The federal defense contractor was accused of four misdemeanors, including entering and remaining in a restricted building. Judge Trevor McFadden today acquitted the defendant on all counts. Matthew Martin was accused of entering and staying in a restricted structure, disorderly or disruptive conduct within a restricted facility, violent entry, and disorderly conduct inside a Capitol Building. He also faces charges for parading and demonstrating in the Capitol building.
But Martin didn’t commit any violence or break into the building. Martin claimed that he thought that the Capitol Police allowed him to enter the building and that he simply walked into it.
McFadden said that, based on video of the scene, that assertion was at least “plausible” and that prosecutors failed to prove the case beyond a reasonable doubt.
“People were streaming by and the officers made no attempt to stop the people,” said the judge [….]
“I do think the defendant reasonably believed the officers allowed him into the Capitol,” the judge said.
McFadden said that the government did not show any evidence of Martin crossing police lines, and that Martin’s “conduct was about as minimal….as I can imagine.”
It is an important verdict. While some are charged with more serious offenses, many of the people charged for Jan. 6 offenses are in a similar position to Martin — they didn’t do much beyond walk into the building. Some have argued — as Martin did — that the police let them in.
McFadden pointed out inconsistencies in how Jan.6 defendants were treated in the past. McFadden stated that there was a significant difference between the Jan.6 cases being handled by prosecutors and the cases that were dealt with in the past, which may have been involving leftist protesters.
“It does feel like the government has had two standards here, and I can’t abide by that,” McFadden said. The judge added that before Jan. 6, 2021, he could not remember seeing a nonviolent, first-time misdemeanant “sentenced to serious jail time … regardless of their race, gender or political affiliation.”
McFadden stated that Jenny Cudd was being held in prison for seventy-five days for misdemeanor theft on January 6. But meanwhile, the judge noted the same prosecutors’ office asked for 10 days in jail in the case of a repeat offender activist Tighe Barry connected to the left-wing group Code Pink.
The judge said that the same prosecutor’s office in 2019 sought 10 days behind bars for Barry, who stood on a chair, held up a poster, and shouted at senators from the back row in one of Kavanaugh’s Senate Judiciary Committee hearings in September 2018, and returned to protest three weeks later in violation of a stay-away order.
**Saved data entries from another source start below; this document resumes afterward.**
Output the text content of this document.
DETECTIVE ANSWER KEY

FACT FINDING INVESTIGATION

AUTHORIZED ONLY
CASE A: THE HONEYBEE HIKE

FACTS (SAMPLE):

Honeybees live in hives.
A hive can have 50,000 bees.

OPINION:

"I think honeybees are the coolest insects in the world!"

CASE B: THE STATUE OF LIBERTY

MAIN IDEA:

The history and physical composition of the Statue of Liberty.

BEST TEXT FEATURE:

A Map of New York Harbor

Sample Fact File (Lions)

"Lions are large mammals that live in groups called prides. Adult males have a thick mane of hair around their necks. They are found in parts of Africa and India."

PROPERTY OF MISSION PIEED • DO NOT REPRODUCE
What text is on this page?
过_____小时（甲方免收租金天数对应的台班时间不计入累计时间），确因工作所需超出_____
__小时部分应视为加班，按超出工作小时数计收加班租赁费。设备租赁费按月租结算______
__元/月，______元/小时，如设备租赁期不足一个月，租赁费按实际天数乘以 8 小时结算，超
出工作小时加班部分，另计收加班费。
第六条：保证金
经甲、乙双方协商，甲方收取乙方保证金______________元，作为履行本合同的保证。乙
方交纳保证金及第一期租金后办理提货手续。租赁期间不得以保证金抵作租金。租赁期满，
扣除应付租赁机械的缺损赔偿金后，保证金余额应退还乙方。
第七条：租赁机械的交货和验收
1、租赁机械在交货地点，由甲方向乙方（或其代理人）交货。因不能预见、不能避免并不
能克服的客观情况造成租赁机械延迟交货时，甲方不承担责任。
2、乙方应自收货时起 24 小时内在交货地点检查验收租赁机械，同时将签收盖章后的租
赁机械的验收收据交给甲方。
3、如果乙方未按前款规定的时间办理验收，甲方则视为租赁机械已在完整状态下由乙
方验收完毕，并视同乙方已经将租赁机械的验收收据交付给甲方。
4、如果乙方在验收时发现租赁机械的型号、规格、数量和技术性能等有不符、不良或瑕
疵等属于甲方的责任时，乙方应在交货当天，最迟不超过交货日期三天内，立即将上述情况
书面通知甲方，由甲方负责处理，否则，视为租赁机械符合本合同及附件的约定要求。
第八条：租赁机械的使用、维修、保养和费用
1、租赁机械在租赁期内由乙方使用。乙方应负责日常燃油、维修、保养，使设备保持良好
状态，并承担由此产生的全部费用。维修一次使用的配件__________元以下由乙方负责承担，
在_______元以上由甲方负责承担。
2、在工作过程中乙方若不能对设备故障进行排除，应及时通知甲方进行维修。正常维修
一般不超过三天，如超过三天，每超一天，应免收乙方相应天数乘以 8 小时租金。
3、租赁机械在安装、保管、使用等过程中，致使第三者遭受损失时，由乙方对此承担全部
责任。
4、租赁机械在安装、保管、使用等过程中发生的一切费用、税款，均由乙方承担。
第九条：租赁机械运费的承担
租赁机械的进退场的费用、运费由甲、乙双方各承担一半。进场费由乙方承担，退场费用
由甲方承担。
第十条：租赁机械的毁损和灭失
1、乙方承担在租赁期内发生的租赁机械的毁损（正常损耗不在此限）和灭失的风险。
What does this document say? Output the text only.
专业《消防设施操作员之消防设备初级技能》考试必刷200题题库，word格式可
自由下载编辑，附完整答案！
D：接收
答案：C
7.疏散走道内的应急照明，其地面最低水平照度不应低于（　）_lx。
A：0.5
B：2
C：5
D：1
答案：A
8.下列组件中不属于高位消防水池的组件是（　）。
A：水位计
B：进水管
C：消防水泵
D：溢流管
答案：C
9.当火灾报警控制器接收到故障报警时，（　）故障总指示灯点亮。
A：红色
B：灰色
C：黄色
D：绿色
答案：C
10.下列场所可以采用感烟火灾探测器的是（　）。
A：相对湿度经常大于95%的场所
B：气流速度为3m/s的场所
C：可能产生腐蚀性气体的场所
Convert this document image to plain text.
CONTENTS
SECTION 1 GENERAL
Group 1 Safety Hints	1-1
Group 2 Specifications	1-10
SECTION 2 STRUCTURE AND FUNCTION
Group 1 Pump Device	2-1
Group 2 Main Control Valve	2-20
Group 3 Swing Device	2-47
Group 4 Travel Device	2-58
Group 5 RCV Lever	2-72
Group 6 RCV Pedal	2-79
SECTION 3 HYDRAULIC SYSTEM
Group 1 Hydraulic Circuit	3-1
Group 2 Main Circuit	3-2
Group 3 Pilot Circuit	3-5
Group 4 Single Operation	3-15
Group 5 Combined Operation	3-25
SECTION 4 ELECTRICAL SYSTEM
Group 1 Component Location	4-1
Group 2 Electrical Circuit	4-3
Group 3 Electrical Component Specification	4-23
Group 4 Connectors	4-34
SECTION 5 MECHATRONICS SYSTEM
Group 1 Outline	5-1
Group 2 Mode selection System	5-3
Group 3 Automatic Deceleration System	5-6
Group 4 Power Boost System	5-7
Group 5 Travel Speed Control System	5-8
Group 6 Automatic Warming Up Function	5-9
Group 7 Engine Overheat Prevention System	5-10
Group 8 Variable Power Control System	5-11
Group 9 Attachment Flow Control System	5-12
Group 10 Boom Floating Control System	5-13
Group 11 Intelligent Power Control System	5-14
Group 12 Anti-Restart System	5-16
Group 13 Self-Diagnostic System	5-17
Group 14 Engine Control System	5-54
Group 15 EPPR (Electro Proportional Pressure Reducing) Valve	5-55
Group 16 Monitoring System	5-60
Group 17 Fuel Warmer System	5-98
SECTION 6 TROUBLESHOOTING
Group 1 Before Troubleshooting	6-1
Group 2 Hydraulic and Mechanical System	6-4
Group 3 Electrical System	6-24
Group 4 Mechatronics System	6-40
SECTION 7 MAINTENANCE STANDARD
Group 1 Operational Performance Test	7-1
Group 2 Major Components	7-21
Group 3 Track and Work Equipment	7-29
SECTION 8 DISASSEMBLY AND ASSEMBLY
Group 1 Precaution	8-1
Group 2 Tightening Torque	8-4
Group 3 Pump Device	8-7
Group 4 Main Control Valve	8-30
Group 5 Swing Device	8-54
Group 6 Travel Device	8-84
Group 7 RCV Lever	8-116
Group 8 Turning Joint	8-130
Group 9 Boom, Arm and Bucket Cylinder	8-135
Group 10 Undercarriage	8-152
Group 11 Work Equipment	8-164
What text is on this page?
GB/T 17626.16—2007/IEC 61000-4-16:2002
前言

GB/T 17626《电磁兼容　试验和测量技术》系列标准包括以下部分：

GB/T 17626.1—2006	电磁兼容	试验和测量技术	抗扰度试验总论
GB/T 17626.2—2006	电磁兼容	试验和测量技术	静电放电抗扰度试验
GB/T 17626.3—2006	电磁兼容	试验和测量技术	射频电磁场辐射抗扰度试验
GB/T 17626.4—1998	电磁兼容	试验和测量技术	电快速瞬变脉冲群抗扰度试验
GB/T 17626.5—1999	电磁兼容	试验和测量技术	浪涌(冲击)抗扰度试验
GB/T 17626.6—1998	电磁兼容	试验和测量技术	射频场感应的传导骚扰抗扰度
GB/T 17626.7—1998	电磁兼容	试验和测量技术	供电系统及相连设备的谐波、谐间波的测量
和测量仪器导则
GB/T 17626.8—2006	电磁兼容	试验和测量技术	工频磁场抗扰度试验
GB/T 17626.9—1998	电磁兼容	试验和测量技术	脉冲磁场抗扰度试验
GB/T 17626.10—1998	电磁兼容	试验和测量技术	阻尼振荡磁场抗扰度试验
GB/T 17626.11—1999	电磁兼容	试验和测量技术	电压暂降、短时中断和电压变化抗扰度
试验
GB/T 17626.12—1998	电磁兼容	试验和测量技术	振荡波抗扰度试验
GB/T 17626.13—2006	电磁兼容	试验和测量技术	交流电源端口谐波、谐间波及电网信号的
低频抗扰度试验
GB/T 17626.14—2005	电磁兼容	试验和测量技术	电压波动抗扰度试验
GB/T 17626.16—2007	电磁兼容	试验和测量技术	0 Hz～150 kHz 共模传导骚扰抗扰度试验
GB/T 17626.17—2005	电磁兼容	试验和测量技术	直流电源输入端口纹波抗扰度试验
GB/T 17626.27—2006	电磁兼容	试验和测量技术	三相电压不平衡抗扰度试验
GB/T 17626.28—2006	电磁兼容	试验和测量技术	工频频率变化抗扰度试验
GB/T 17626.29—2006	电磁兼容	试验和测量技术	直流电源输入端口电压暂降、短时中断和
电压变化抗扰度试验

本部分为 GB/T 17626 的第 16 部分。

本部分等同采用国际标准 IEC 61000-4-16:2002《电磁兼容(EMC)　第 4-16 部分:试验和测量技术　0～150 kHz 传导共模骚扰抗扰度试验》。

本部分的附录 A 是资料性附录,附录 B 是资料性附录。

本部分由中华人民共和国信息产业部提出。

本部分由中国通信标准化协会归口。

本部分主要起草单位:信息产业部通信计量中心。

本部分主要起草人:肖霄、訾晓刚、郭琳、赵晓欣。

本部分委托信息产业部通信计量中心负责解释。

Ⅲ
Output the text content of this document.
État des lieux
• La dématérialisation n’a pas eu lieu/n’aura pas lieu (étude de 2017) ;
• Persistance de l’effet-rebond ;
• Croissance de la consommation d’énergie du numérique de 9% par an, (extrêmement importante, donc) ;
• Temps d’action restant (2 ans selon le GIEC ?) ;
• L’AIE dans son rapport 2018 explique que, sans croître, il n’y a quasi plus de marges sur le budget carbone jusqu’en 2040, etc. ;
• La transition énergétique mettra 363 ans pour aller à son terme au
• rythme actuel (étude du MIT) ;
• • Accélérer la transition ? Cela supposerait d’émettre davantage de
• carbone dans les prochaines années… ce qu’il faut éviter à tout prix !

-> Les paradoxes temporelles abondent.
“The government’s sentencing recommendation here is just so disproportionate to other sentences for people who have engaged in similar conduct,” said McFadden, who added that Barry, a frequent demonstrator with 14 prior arrests, had accidentally knocked a chair into a bystander when Capitol Police arrested him. “I don’t believe in some sort of aggregate justice.”
We’ve seen another judge question the treatment of Jan. 6 defendants in the past.
McFadden’s decision, in this case, is likely to throw a wrench into the political narrative about the riot — and it’s already causing some on the left to melt down.